Yellen is the first Fed leader in the central bank’s 100 years to be married to an equally renowned economist — a Nobel laureate, no less. In 35 years of marriage, Yellen and George Akerlof have partnered on groundbreaking research on everything from the collapse of East Germany to out-of-wedlock births to the way generous pay for a baby sitter shows how wages motivate workers.
Colleagues say that as economic thinkers, the two complement each other. And they say their partnership reflects a philosophy of consensus and collaboration that’s likely to surface in Yellen’s leadership beginning with this week’s meeting of the Fed’s policy committee — the first since Yellen succeeded Ben Bernanke as chair on Feb. 3.
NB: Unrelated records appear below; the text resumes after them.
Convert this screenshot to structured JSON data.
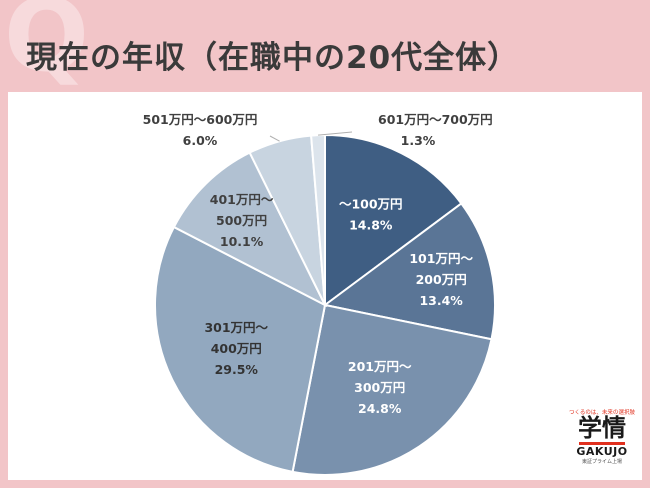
{
  "title": "現在の年収（在職中の20代全体）",
  "chart_data": {
    "type": "pie",
    "title": "現在の年収（在職中の20代全体）",
    "slices": [
      {
        "lines": [
          "～100万円",
          "14.8%"
        ],
        "value": 14.8,
        "color": "#3f5e83"
      },
      {
        "lines": [
          "101万円～",
          "200万円",
          "13.4%"
        ],
        "value": 13.4,
        "color": "#5a7596"
      },
      {
        "lines": [
          "201万円～",
          "300万円",
          "24.8%"
        ],
        "value": 24.8,
        "color": "#7991ad"
      },
      {
        "lines": [
          "301万円～",
          "400万円",
          "29.5%"
        ],
        "value": 29.5,
        "color": "#92a8bf"
      },
      {
        "lines": [
          "401万円～",
          "500万円",
          "10.1%"
        ],
        "value": 10.1,
        "color": "#b1c1d2"
      },
      {
        "lines": [
          "501万円～600万円",
          "6.0%"
        ],
        "value": 6.0,
        "color": "#c8d4e0"
      },
      {
        "lines": [
          "601万円～700万円",
          "1.3%"
        ],
        "value": 1.3,
        "color": "#dce4ec"
      }
    ]
  },
  "logo": {
    "tagline": "つくるのは、未来の選択肢",
    "kanji": "学情",
    "english": "GAKUJO",
    "sub": "東証プライム上場"
  }
}
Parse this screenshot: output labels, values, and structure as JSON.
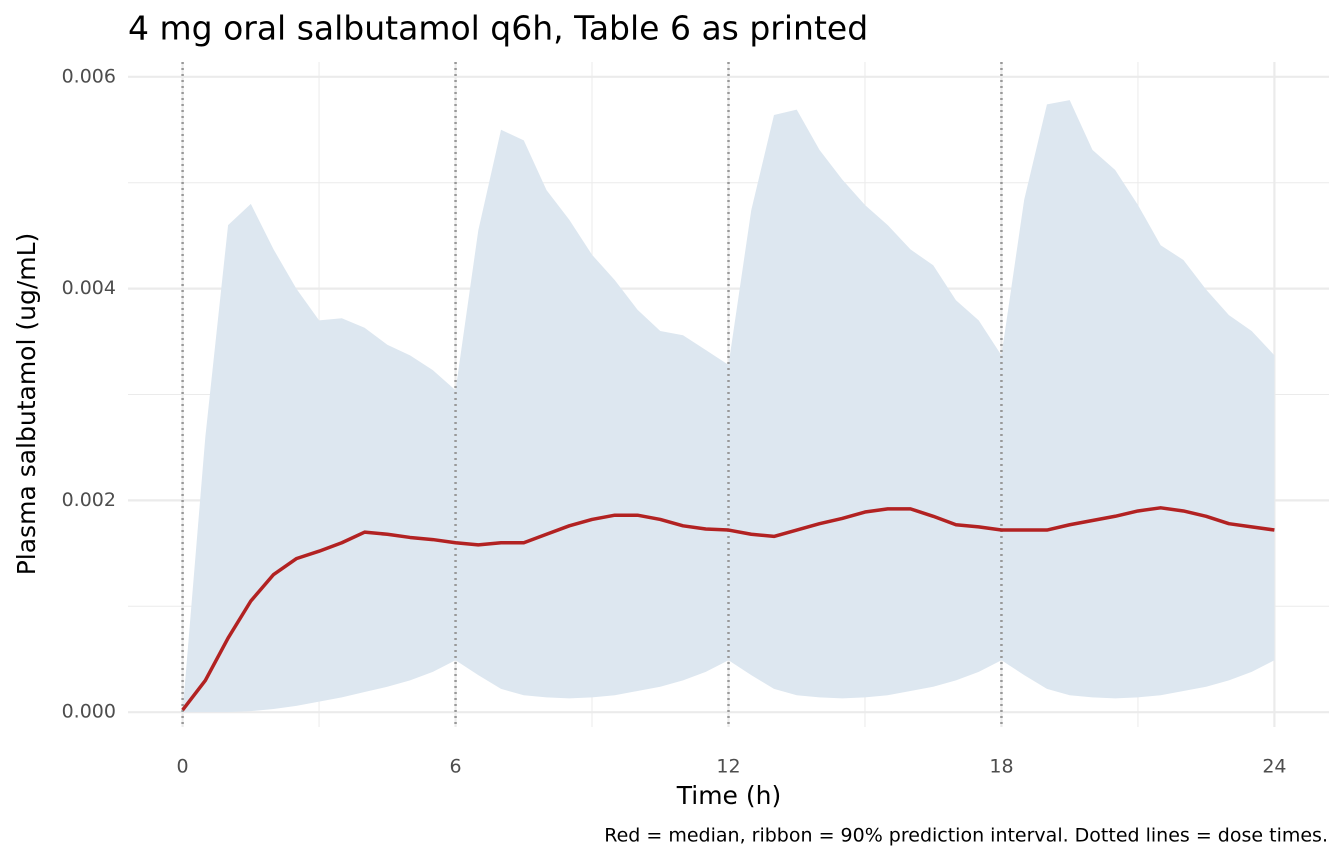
{
  "chart_data": {
    "type": "ribbon",
    "title": "4 mg oral salbutamol q6h, Table 6 as printed",
    "x_label": "Time (h)",
    "y_label": "Plasma salbutamol (ug/mL)",
    "caption": "Red = median, ribbon = 90% prediction interval. Dotted lines = dose times.",
    "xlim": [
      -1.2,
      25.2
    ],
    "ylim": [
      -0.00014,
      0.00614
    ],
    "xticks": [
      0,
      6,
      12,
      18,
      24
    ],
    "yticks": [
      {
        "value": 0,
        "label": "0.000"
      },
      {
        "value": 0.002,
        "label": "0.002"
      },
      {
        "value": 0.004,
        "label": "0.004"
      },
      {
        "value": 0.006,
        "label": "0.006"
      }
    ],
    "x_minor_ticks": [
      3,
      9,
      15,
      21
    ],
    "y_minor_ticks": [
      0.001,
      0.003,
      0.005
    ],
    "grid": true,
    "dose_times": [
      0,
      6,
      12,
      18
    ],
    "x": [
      0,
      0.5,
      1,
      1.5,
      2,
      2.5,
      3,
      3.5,
      4,
      4.5,
      5,
      5.5,
      6,
      6.5,
      7,
      7.5,
      8,
      8.5,
      9,
      9.5,
      10,
      10.5,
      11,
      11.5,
      12,
      12.5,
      13,
      13.5,
      14,
      14.5,
      15,
      15.5,
      16,
      16.5,
      17,
      17.5,
      18,
      18.5,
      19,
      19.5,
      20,
      20.5,
      21,
      21.5,
      22,
      22.5,
      23,
      23.5,
      24
    ],
    "ribbon": {
      "color": "#dde7f0",
      "upper": [
        0,
        0.0026,
        0.0046,
        0.0048,
        0.00437,
        0.004,
        0.0037,
        0.00372,
        0.00363,
        0.00347,
        0.00337,
        0.00323,
        0.00304,
        0.00455,
        0.0055,
        0.0054,
        0.00493,
        0.00465,
        0.00432,
        0.00408,
        0.0038,
        0.0036,
        0.00356,
        0.00342,
        0.00328,
        0.00474,
        0.00564,
        0.00569,
        0.00531,
        0.00503,
        0.00479,
        0.0046,
        0.00437,
        0.00422,
        0.00389,
        0.0037,
        0.00337,
        0.00484,
        0.00574,
        0.00578,
        0.00531,
        0.00512,
        0.00479,
        0.00441,
        0.00427,
        0.00399,
        0.00375,
        0.0036,
        0.00337
      ],
      "lower": [
        0,
        0,
        0,
        1e-05,
        3e-05,
        6e-05,
        0.0001,
        0.00014,
        0.00019,
        0.00024,
        0.0003,
        0.00038,
        0.00049,
        0.00035,
        0.00022,
        0.00016,
        0.00014,
        0.00013,
        0.00014,
        0.00016,
        0.0002,
        0.00024,
        0.0003,
        0.00038,
        0.00049,
        0.00035,
        0.00022,
        0.00016,
        0.00014,
        0.00013,
        0.00014,
        0.00016,
        0.0002,
        0.00024,
        0.0003,
        0.00038,
        0.00049,
        0.00035,
        0.00022,
        0.00016,
        0.00014,
        0.00013,
        0.00014,
        0.00016,
        0.0002,
        0.00024,
        0.0003,
        0.00038,
        0.00049
      ]
    },
    "median": {
      "color": "#b22222",
      "values": [
        2e-05,
        0.0003,
        0.0007,
        0.00105,
        0.0013,
        0.00145,
        0.00152,
        0.0016,
        0.0017,
        0.00168,
        0.00165,
        0.00163,
        0.0016,
        0.00158,
        0.0016,
        0.0016,
        0.00168,
        0.00176,
        0.00182,
        0.00186,
        0.00186,
        0.00182,
        0.00176,
        0.00173,
        0.00172,
        0.00168,
        0.00166,
        0.00172,
        0.00178,
        0.00183,
        0.00189,
        0.00192,
        0.00192,
        0.00185,
        0.00177,
        0.00175,
        0.00172,
        0.00172,
        0.00172,
        0.00177,
        0.00181,
        0.00185,
        0.0019,
        0.00193,
        0.0019,
        0.00185,
        0.00178,
        0.00175,
        0.00172
      ]
    }
  }
}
The committee includes critics of the Fed’s policymaking whose views Yellen doesn’t tend to share. They include, for example, Richard Fisher, head of the Federal Reserve Bank of Dallas, who recently said the central bank is “distorting financial markets” by acting to depress short- and long-term interest rates.
As Akerlof’s collaborator, as a professor and as the Fed’s vice chair, Yellen has been known for forging consensus. When she worked with Akerlof, the two drew upon each other’s differing strengths, according to colleagues and former students.
“Janet is very balanced and grounded. She thinks clearly and has a lot of common sense,” said Andrew Rose, an economist who collaborated with them at the University of California, Berkeley. “George is much more artistic and has these leaps of brilliance.”
Rose described Yellen as a mother who was devoted to helping her son with his Pinewood Derby car in the evenings. She would sit at favorite restaurants while drafting economic papers. In debating ideas with her husband, seemingly any assumption of how the economy functioned was ripe for debate.